Dito isso, as medidas criadas com a reforma como, por exemplo, novas formas de contratação e novas modalidades de distribuição da jornada, vão ser implementadas e impactar diferentemente os segmentos da economia. No caso do comércio em geral, e em alguns casos nos supermercados, o que observamos é a utilização do contrato intermitente e a jornada 12x36. O primeiro, foi instituído nesse projeto de lei de 2017 e cria uma modalidade de contrato em que o trabalhador fica à disposição, recebe apenas por hora trabalhada, não tem garantia de um mínimo de horas nem a um mínimo de remuneração, além de não acessar benefícios que se aplicam a outros tipos de contrato. Já a jornada 12x36, que era restrita a algumas atividades como segurança, agora tem sido utilizada, entre outras ocupações, por operadoras de caixa. Essas medidas estão diretamente ligadas a possibilidade de o empregador ajustar os “custos” com o trabalho de forma cada vez mais precisa à sua demanda. No caso do comércio, isso permite baratear o trabalho aos fins de semana e feriados, onde é maior o movimento de consumidores nas lojas e supermercados. Por fim, gostaria de ressaltar um outro impacto significativo neste setor: com todos os obstáculos ao acesso dos trabalhadores à Justiça do Trabalho dificulta-se ainda mais as oportunidades de restituição dos direitos negados pelo empregador, especialmente nesses setores de pouca tradição de mobilização coletiva. Além disso, o fim das homologações nos sindicatos facilita o não pagamento das verbas devidas ao trabalhador na rescisão e faz com que esse problema, que era o principal motivo de reclamação trabalhista, muitas vezes nem chegue ao conhecimento do trabalhador.

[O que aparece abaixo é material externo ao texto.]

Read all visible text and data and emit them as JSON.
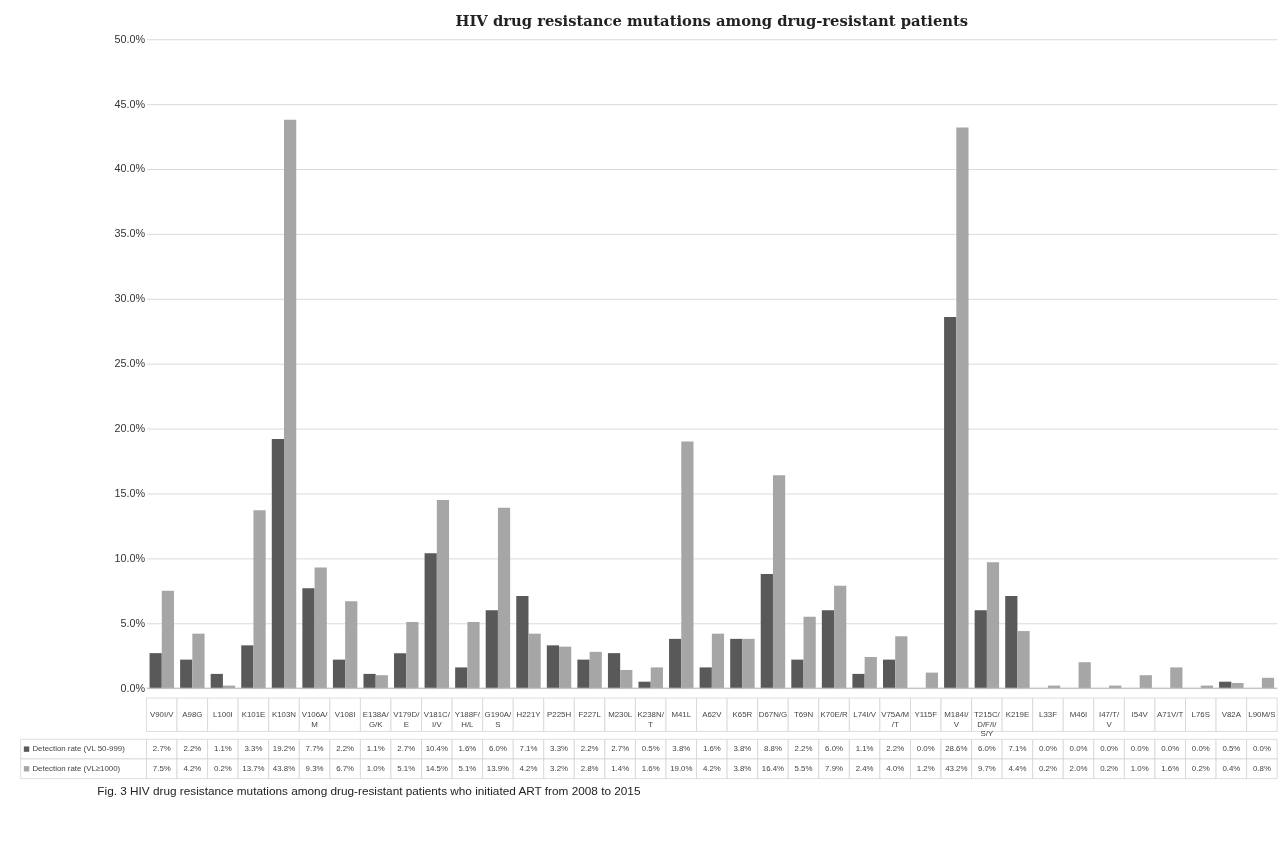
{
  "chart_data": {
    "type": "bar",
    "title": "HIV drug resistance mutations among drug-resistant patients",
    "categories": [
      "V90I/V",
      "A98G",
      "L100I",
      "K101E",
      "K103N",
      "V106A/M",
      "V108I",
      "E138A/G/K",
      "V179D/E",
      "V181C/I/V",
      "Y188F/H/L",
      "G190A/S",
      "H221Y",
      "P225H",
      "F227L",
      "M230L",
      "K238N/T",
      "M41L",
      "A62V",
      "K65R",
      "D67N/G",
      "T69N",
      "K70E/R",
      "L74I/V",
      "V75A/M/T",
      "Y115F",
      "M184I/V",
      "T215C/D/F/I/S/Y",
      "K219E",
      "L33F",
      "M46I",
      "I47/T/V",
      "I54V",
      "A71V/T",
      "L76S",
      "V82A",
      "L90M/S"
    ],
    "series": [
      {
        "name": "Detection rate (VL 50-999)",
        "color": "#595959",
        "values": [
          2.7,
          2.2,
          1.1,
          3.3,
          19.2,
          7.7,
          2.2,
          1.1,
          2.7,
          10.4,
          1.6,
          6.0,
          7.1,
          3.3,
          2.2,
          2.7,
          0.5,
          3.8,
          1.6,
          3.8,
          8.8,
          2.2,
          6.0,
          1.1,
          2.2,
          0.0,
          28.6,
          6.0,
          7.1,
          0.0,
          0.0,
          0.0,
          0.0,
          0.0,
          0.0,
          0.5,
          0.0
        ],
        "value_labels": [
          "2.7%",
          "2.2%",
          "1.1%",
          "3.3%",
          "19.2%",
          "7.7%",
          "2.2%",
          "1.1%",
          "2.7%",
          "10.4%",
          "1.6%",
          "6.0%",
          "7.1%",
          "3.3%",
          "2.2%",
          "2.7%",
          "0.5%",
          "3.8%",
          "1.6%",
          "3.8%",
          "8.8%",
          "2.2%",
          "6.0%",
          "1.1%",
          "2.2%",
          "0.0%",
          "28.6%",
          "6.0%",
          "7.1%",
          "0.0%",
          "0.0%",
          "0.0%",
          "0.0%",
          "0.0%",
          "0.0%",
          "0.5%",
          "0.0%"
        ]
      },
      {
        "name": "Detection rate (VL≥1000)",
        "color": "#a6a6a6",
        "values": [
          7.5,
          4.2,
          0.2,
          13.7,
          43.8,
          9.3,
          6.7,
          1.0,
          5.1,
          14.5,
          5.1,
          13.9,
          4.2,
          3.2,
          2.8,
          1.4,
          1.6,
          19.0,
          4.2,
          3.8,
          16.4,
          5.5,
          7.9,
          2.4,
          4.0,
          1.2,
          43.2,
          9.7,
          4.4,
          0.2,
          2.0,
          0.2,
          1.0,
          1.6,
          0.2,
          0.4,
          0.8
        ],
        "value_labels": [
          "7.5%",
          "4.2%",
          "0.2%",
          "13.7%",
          "43.8%",
          "9.3%",
          "6.7%",
          "1.0%",
          "5.1%",
          "14.5%",
          "5.1%",
          "13.9%",
          "4.2%",
          "3.2%",
          "2.8%",
          "1.4%",
          "1.6%",
          "19.0%",
          "4.2%",
          "3.8%",
          "16.4%",
          "5.5%",
          "7.9%",
          "2.4%",
          "4.0%",
          "1.2%",
          "43.2%",
          "9.7%",
          "4.4%",
          "0.2%",
          "2.0%",
          "0.2%",
          "1.0%",
          "1.6%",
          "0.2%",
          "0.4%",
          "0.8%"
        ]
      }
    ],
    "ylim": [
      0,
      50
    ],
    "yticks": [
      {
        "value": 0,
        "label": "0.0%"
      },
      {
        "value": 5,
        "label": "5.0%"
      },
      {
        "value": 10,
        "label": "10.0%"
      },
      {
        "value": 15,
        "label": "15.0%"
      },
      {
        "value": 20,
        "label": "20.0%"
      },
      {
        "value": 25,
        "label": "25.0%"
      },
      {
        "value": 30,
        "label": "30.0%"
      },
      {
        "value": 35,
        "label": "35.0%"
      },
      {
        "value": 40,
        "label": "40.0%"
      },
      {
        "value": 45,
        "label": "45.0%"
      },
      {
        "value": 50,
        "label": "50.0%"
      }
    ],
    "grid": "y",
    "legend": "bottom",
    "annotations": [
      "Fig. 3  HIV drug resistance mutations among drug-resistant patients who initiated ART from 2008 to 2015"
    ]
  }
}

Ob: Recentemente, diante do governo Bolsonaro e dos impactos da crise, vimos importantes paralisações de entregadores de aplicativo, outro setor essencial na pandemia. A partir do Observatório da Precarização do Trabalho e da Reestruturação Produtiva, acreditamos que a uberização é uma tendência do mundo do trabalho que tende a se expandir. Qual relação você vê entre os impactos da Reforma Trabalhista e a uberização do trabalho?

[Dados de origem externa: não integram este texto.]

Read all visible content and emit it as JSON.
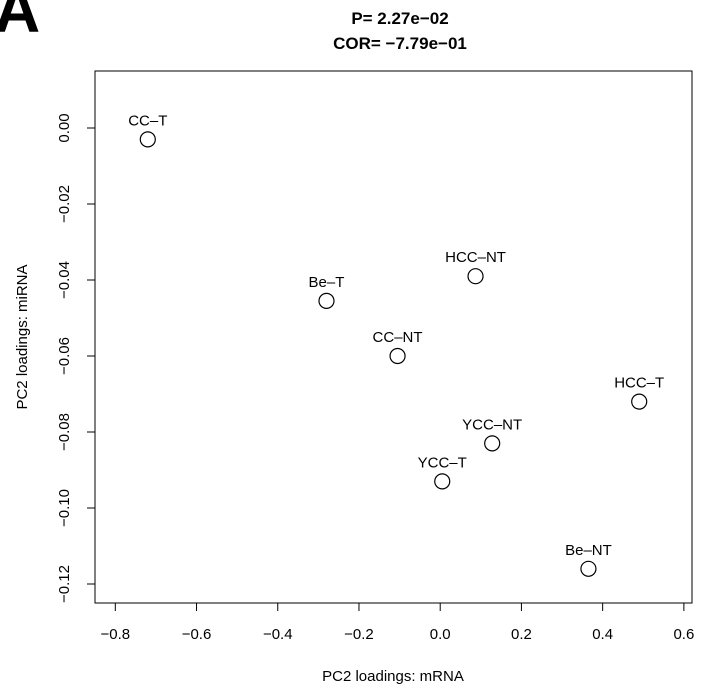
{
  "panel_letter": "A",
  "chart_data": {
    "type": "scatter",
    "title": "P= 2.27e−02",
    "subtitle": "COR= −7.79e−01",
    "xlabel": "PC2 loadings: mRNA",
    "ylabel": "PC2 loadings: miRNA",
    "xlim": [
      -0.85,
      0.62
    ],
    "ylim": [
      -0.125,
      0.015
    ],
    "xticks": [
      -0.8,
      -0.6,
      -0.4,
      -0.2,
      0.0,
      0.2,
      0.4,
      0.6
    ],
    "xtick_labels": [
      "−0.8",
      "−0.6",
      "−0.4",
      "−0.2",
      "0.0",
      "0.2",
      "0.4",
      "0.6"
    ],
    "yticks": [
      0.0,
      -0.02,
      -0.04,
      -0.06,
      -0.08,
      -0.1,
      -0.12
    ],
    "ytick_labels": [
      "0.00",
      "−0.02",
      "−0.04",
      "−0.06",
      "−0.08",
      "−0.10",
      "−0.12"
    ],
    "grid": false,
    "marker": "open-circle",
    "points": [
      {
        "label": "CC–T",
        "x": -0.72,
        "y": -0.003
      },
      {
        "label": "Be–T",
        "x": -0.28,
        "y": -0.0455
      },
      {
        "label": "HCC–NT",
        "x": 0.087,
        "y": -0.039
      },
      {
        "label": "CC–NT",
        "x": -0.105,
        "y": -0.06
      },
      {
        "label": "HCC–T",
        "x": 0.49,
        "y": -0.072
      },
      {
        "label": "YCC–NT",
        "x": 0.128,
        "y": -0.083
      },
      {
        "label": "YCC–T",
        "x": 0.005,
        "y": -0.093
      },
      {
        "label": "Be–NT",
        "x": 0.365,
        "y": -0.116
      }
    ]
  }
}
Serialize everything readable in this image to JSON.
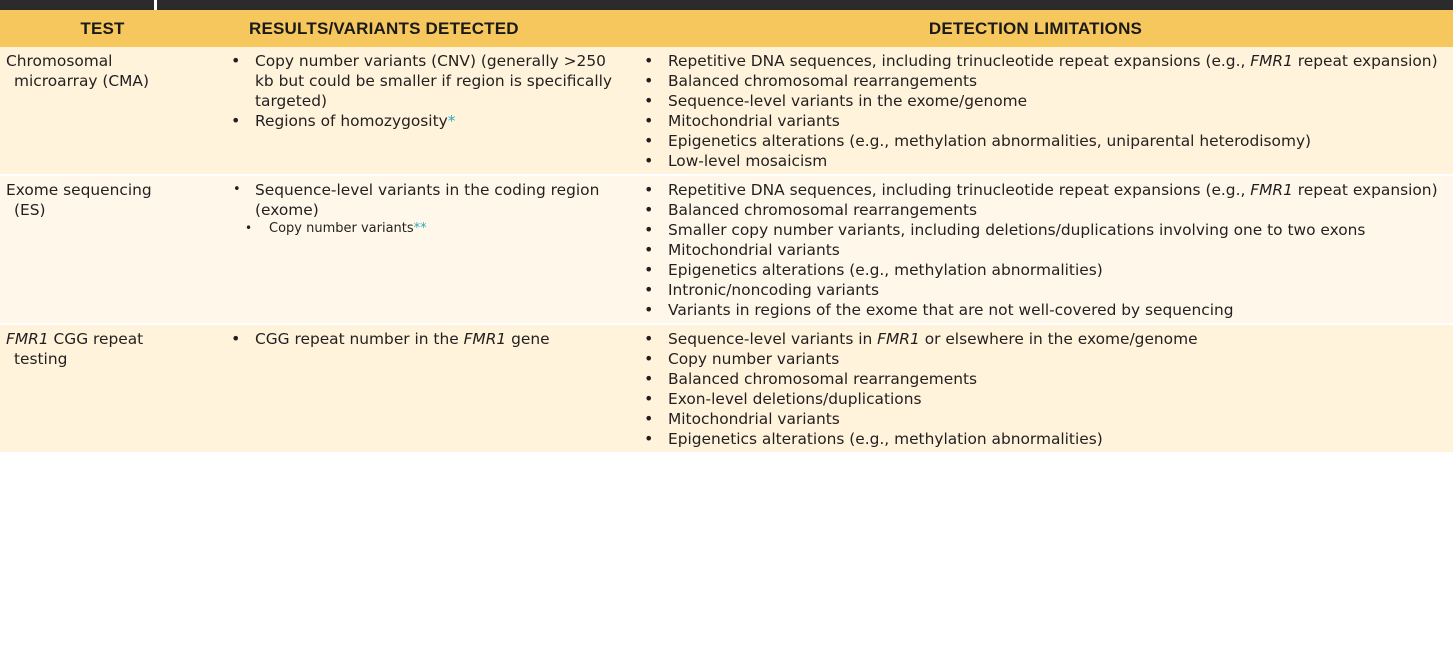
{
  "header": {
    "test": "TEST",
    "results": "RESULTS/VARIANTS DETECTED",
    "limitations": "DETECTION LIMITATIONS"
  },
  "rows": [
    {
      "test_line1": [
        {
          "text": "Chromosomal"
        }
      ],
      "test_line2": [
        {
          "text": "microarray (CMA)"
        }
      ],
      "results": [
        {
          "small": false,
          "segments": [
            {
              "text": "Copy number variants (CNV) (generally >250 kb but could be smaller if region is specifically targeted)"
            }
          ]
        },
        {
          "small": false,
          "segments": [
            {
              "text": "Regions of homozygosity"
            }
          ],
          "footnote": "*"
        }
      ],
      "limitations": [
        [
          {
            "text": "Repetitive DNA sequences, including trinucleotide repeat expansions (e.g., "
          },
          {
            "text": "FMR1",
            "i": true
          },
          {
            "text": " repeat expansion)"
          }
        ],
        [
          {
            "text": "Balanced chromosomal rearrangements"
          }
        ],
        [
          {
            "text": "Sequence-level variants in the exome/genome"
          }
        ],
        [
          {
            "text": "Mitochondrial variants"
          }
        ],
        [
          {
            "text": "Epigenetics alterations (e.g., methylation abnormalities, uniparental heterodisomy)"
          }
        ],
        [
          {
            "text": "Low-level mosaicism"
          }
        ]
      ]
    },
    {
      "test_line1": [
        {
          "text": "Exome sequencing"
        }
      ],
      "test_line2": [
        {
          "text": "(ES)"
        }
      ],
      "results": [
        {
          "small": false,
          "open_dot": true,
          "segments": [
            {
              "text": "Sequence-level variants in the coding region (exome)"
            }
          ]
        },
        {
          "small": true,
          "segments": [
            {
              "text": "Copy number variants"
            }
          ],
          "footnote": "**"
        }
      ],
      "limitations": [
        [
          {
            "text": "Repetitive DNA sequences, including trinucleotide repeat expansions (e.g., "
          },
          {
            "text": "FMR1",
            "i": true
          },
          {
            "text": " repeat expansion)"
          }
        ],
        [
          {
            "text": "Balanced chromosomal rearrangements"
          }
        ],
        [
          {
            "text": "Smaller copy number variants, including deletions/duplications involving one to two exons"
          }
        ],
        [
          {
            "text": "Mitochondrial variants"
          }
        ],
        [
          {
            "text": "Epigenetics alterations (e.g., methylation abnormalities)"
          }
        ],
        [
          {
            "text": "Intronic/noncoding variants"
          }
        ],
        [
          {
            "text": "Variants in regions of the exome that are not well-covered by sequencing"
          }
        ]
      ]
    },
    {
      "test_line1": [
        {
          "text": "FMR1",
          "i": true
        },
        {
          "text": " CGG repeat"
        }
      ],
      "test_line2": [
        {
          "text": "testing"
        }
      ],
      "results": [
        {
          "small": false,
          "segments": [
            {
              "text": "CGG repeat number in the "
            },
            {
              "text": "FMR1",
              "i": true
            },
            {
              "text": " gene"
            }
          ]
        }
      ],
      "limitations": [
        [
          {
            "text": "Sequence-level variants in "
          },
          {
            "text": "FMR1",
            "i": true
          },
          {
            "text": " or elsewhere in the exome/genome"
          }
        ],
        [
          {
            "text": "Copy number variants"
          }
        ],
        [
          {
            "text": "Balanced chromosomal rearrangements"
          }
        ],
        [
          {
            "text": "Exon-level deletions/duplications"
          }
        ],
        [
          {
            "text": "Mitochondrial variants"
          }
        ],
        [
          {
            "text": "Epigenetics alterations (e.g., methylation abnormalities)"
          }
        ]
      ]
    }
  ],
  "colors": {
    "header_bg": "#f6c75c",
    "row_bg_odd": "#fff3dc",
    "row_bg_even": "#fff8ea",
    "footnote": "#2fa9b8",
    "top_strip": "#2b2b2b"
  }
}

PL: A reforma trabalhista, me parece, busca generalizar uma série de condições de precariedade e vulnerabilidade do trabalho que já existia, seja na informalidade, seja nos setores com piores condições de trabalho em que a burla à legislação trabalhista sempre foi recorrente. Na medida em que aproxima o trabalho formal regido pela CLT ao trabalho informal, a reforma expressa um movimento diferente, por dentro da institucionalidade, mas que se aproxima do modelo de relação de trabalho e de “ideal” de trabalhador daquele que identificamos no processo de uberização do trabalho. Modalidades criadas com a reforma como o teletrabalho, por exemplo, já incorporam a responsabilidade do trabalhador pelos seus meios de trabalho. Do mesmo modo, o trabalho intermitente já pressupõe que o trabalhador tenha que garantir seus meios de ser convocado à atividade e deve arcar com os riscos do trabalho, sem a garantia de uma remuneração mínima. Essas características estão na essência do processo de uberização que, claro, se complexifica com o surgimento e proliferação dos aplicativos. Além disso, através de uma relação não mais mediada pelo contrato de trabalho, a uberização aprofunda e difunde elementos que já estavam presentes no que eu chamei de “ideologia corporativa” no modelo de gestão de empresas como o Walmart. Entre eles destacam-se o discurso de autonomia e autogerenciamento pelo trabalhador em atividades altamente prescritas e sob rígidos mecanismos de controle. Mecanismos estes naturalizados como ferramentas tecnológicas neutras que servem à super concentração de poder no topo dessas empresas e dificultam a resistência e trazem novos desafios à organização coletiva desses trabalhadores.